A mortgage that does not describe or identify the property that is subject to the mortgage is void (s 44(1) NCC). A provision in the mortgage that charges all the property of the mortgagor (i.e. an all-property mortgage) is also void (s 44(2) NCC).
A provision in a mortgage that allows the credit provider to create a mortgage over property that will or may be acquired by the mortgagor after the mortgage is entered into is void (s 45(1) NCC). However, this does not apply to provisions in a mortgage where:
•the property to be acquired will be obtained wholly or partly with the credit provided under the credit contract secured by the mortgage (s 45(2)(a) NCC);
•the mortgage relates to property that is described or identified in the mortgage (s 45(2)(b) NCC); or
•the mortgage relates to goods that will be obtained as a replacement for, or as additions or accessories to, other goods that are subject to the mortgage (s 45(2)(c) NCC).
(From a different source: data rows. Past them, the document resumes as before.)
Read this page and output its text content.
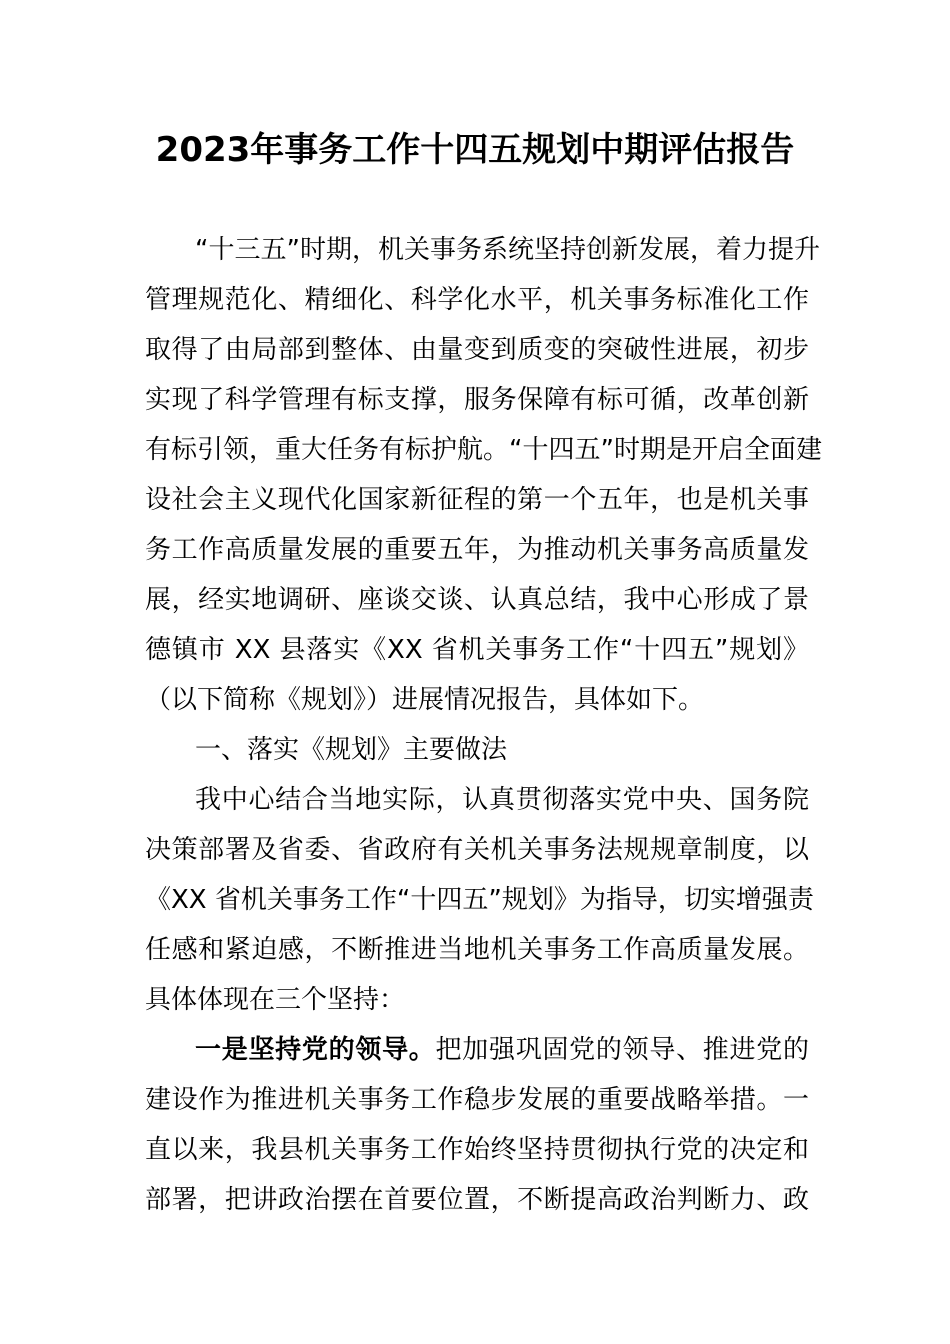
2023年事务工作十四五规划中期评估报告
“十三五”时期，机关事务系统坚持创新发展，着力提升
管理规范化、精细化、科学化水平，机关事务标准化工作
取得了由局部到整体、由量变到质变的突破性进展，初步
实现了科学管理有标支撑，服务保障有标可循，改革创新
有标引领，重大任务有标护航。“十四五”时期是开启全面建
设社会主义现代化国家新征程的第一个五年，也是机关事
务工作高质量发展的重要五年，为推动机关事务高质量发
展，经实地调研、座谈交谈、认真总结，我中心形成了景
德镇市 XX 县落实《XX 省机关事务工作“十四五”规划》
（以下简称《规划》）进展情况报告，具体如下。
一、落实《规划》主要做法
我中心结合当地实际，认真贯彻落实党中央、国务院
决策部署及省委、省政府有关机关事务法规规章制度，以
《XX 省机关事务工作“十四五”规划》为指导，切实增强责
任感和紧迫感，不断推进当地机关事务工作高质量发展。
具体体现在三个坚持：
一是坚持党的领导。把加强巩固党的领导、推进党的
建设作为推进机关事务工作稳步发展的重要战略举措。一
直以来，我县机关事务工作始终坚持贯彻执行党的决定和
部署，把讲政治摆在首要位置，不断提高政治判断力、政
A mortgage cannot have the effect of securing goods supplied from time to time under a continuing credit contract, unless those goods are specifically identified (s 46 NCC).
Mortgages that cover all debt owed by a debtor to the credit provider are allowed under the NCC, provided certain requirements are met (s 47 NCC).
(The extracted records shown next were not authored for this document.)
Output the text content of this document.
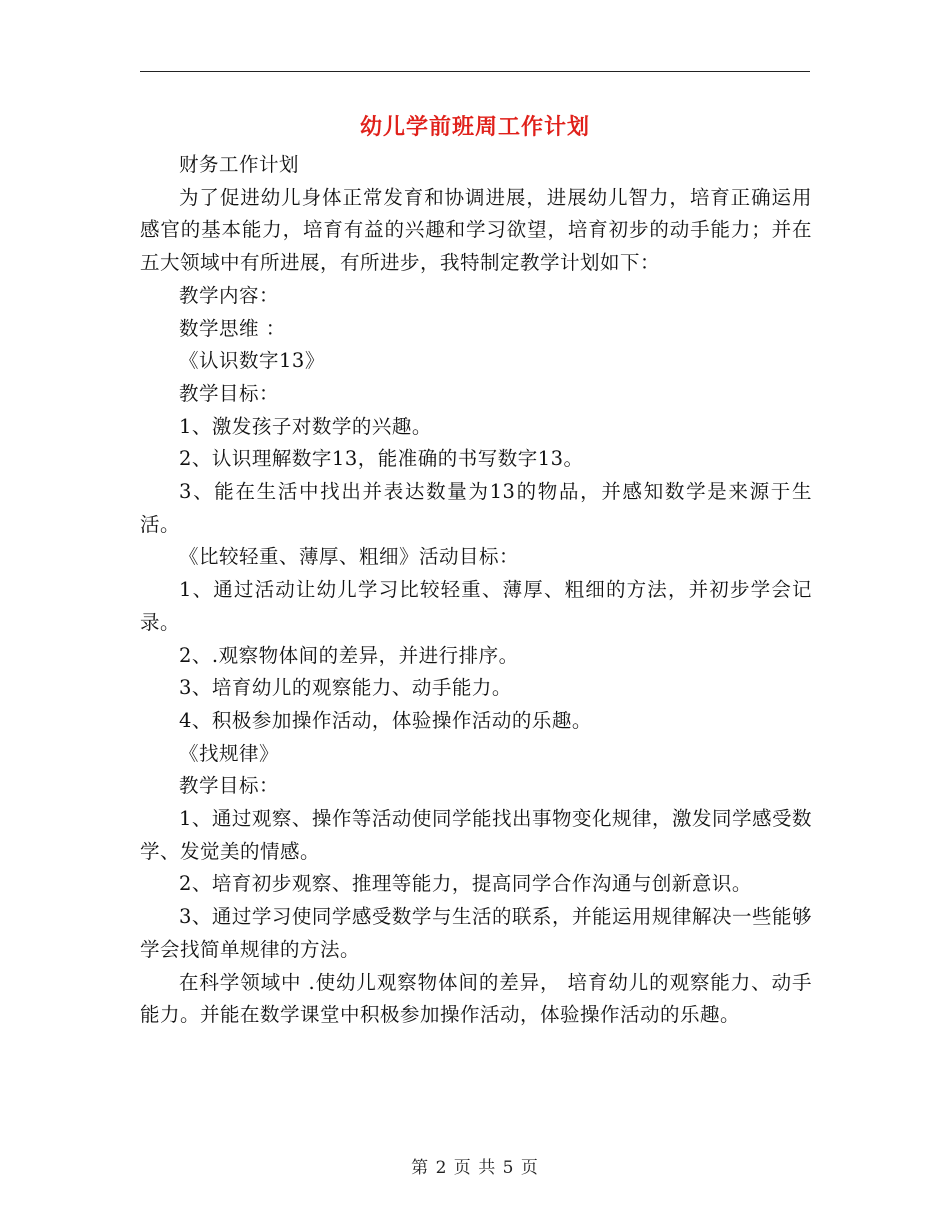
幼儿学前班周工作计划

财务工作计划

为了促进幼儿身体正常发育和协调进展，进展幼儿智力，培育正确运用感官的基本能力，培育有益的兴趣和学习欲望，培育初步的动手能力；并在五大领域中有所进展，有所进步，我特制定教学计划如下：

教学内容：

数学思维 ：

《认识数字13》

教学目标：

1、激发孩子对数学的兴趣。

2、认识理解数字13，能准确的书写数字13。

3、能在生活中找出并表达数量为13的物品，并感知数学是来源于生活。

《比较轻重、薄厚、粗细》活动目标：

1、通过活动让幼儿学习比较轻重、薄厚、粗细的方法，并初步学会记录。

2、.观察物体间的差异，并进行排序。

3、培育幼儿的观察能力、动手能力。

4、积极参加操作活动，体验操作活动的乐趣。

《找规律》

教学目标：

1、通过观察、操作等活动使同学能找出事物变化规律，激发同学感受数学、发觉美的情感。

2、培育初步观察、推理等能力，提高同学合作沟通与创新意识。

3、通过学习使同学感受数学与生活的联系，并能运用规律解决一些能够学会找简单规律的方法。

在科学领域中 .使幼儿观察物体间的差异， 培育幼儿的观察能力、动手能力。并能在数学课堂中积极参加操作活动，体验操作活动的乐趣。

第 2 页 共 5 页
Credit providers are prohibited from entering into a mortgage to secure obligations under a credit contract unless the mortgagor is a debtor under the contract or a guarantor under a related guarantee (“a third-party mortgage”) (s 48(1)–(2) NCC).
A third-party mortgage is unenforceable (s 48(3) NCC). A party to the mortgage may apply to a court for an order that the credit provider discharge the mortgage (s 48(4) NCC).
For contracts entered into after 1 July 2010, section 50 of the NCC prohibits mortgages over essential household property, as defined in section 116(2)(b)(i) of the Bankruptcy Act 1966 (Cth) and regulation 6.03 of the Bankruptcy Regulations 1996 (Cth) (for a list of protected items, see “Warrant to seize property” in Are you in debt?). The exceptions to this rule are:
•where the mortgagee supplied the goods to the mortgagor as part of the mortgagee’s supply business (s 50(2)(a) NCC); and
•where the mortgagee is a linked credit provider of the person who supplied the goods to the mortgagor (s 50(2)(b) NCC).
Section 50 also prohibits mortgages over:
•employees’ remuneration (s 50(1) NCC); and
•tools used to earn an income if they do not have a total value greater than the relevant limit worked out under regulation 6.03B(2) Bankruptcy Regulations 1996 (Cth) ($3,650 from 22 April 2015) (s 50(5) NCC; item 3(4) sch 1 National Consumer Credit Protection (Transitional and Consequential Provisions) Act 2009 (“Transitional Act”)).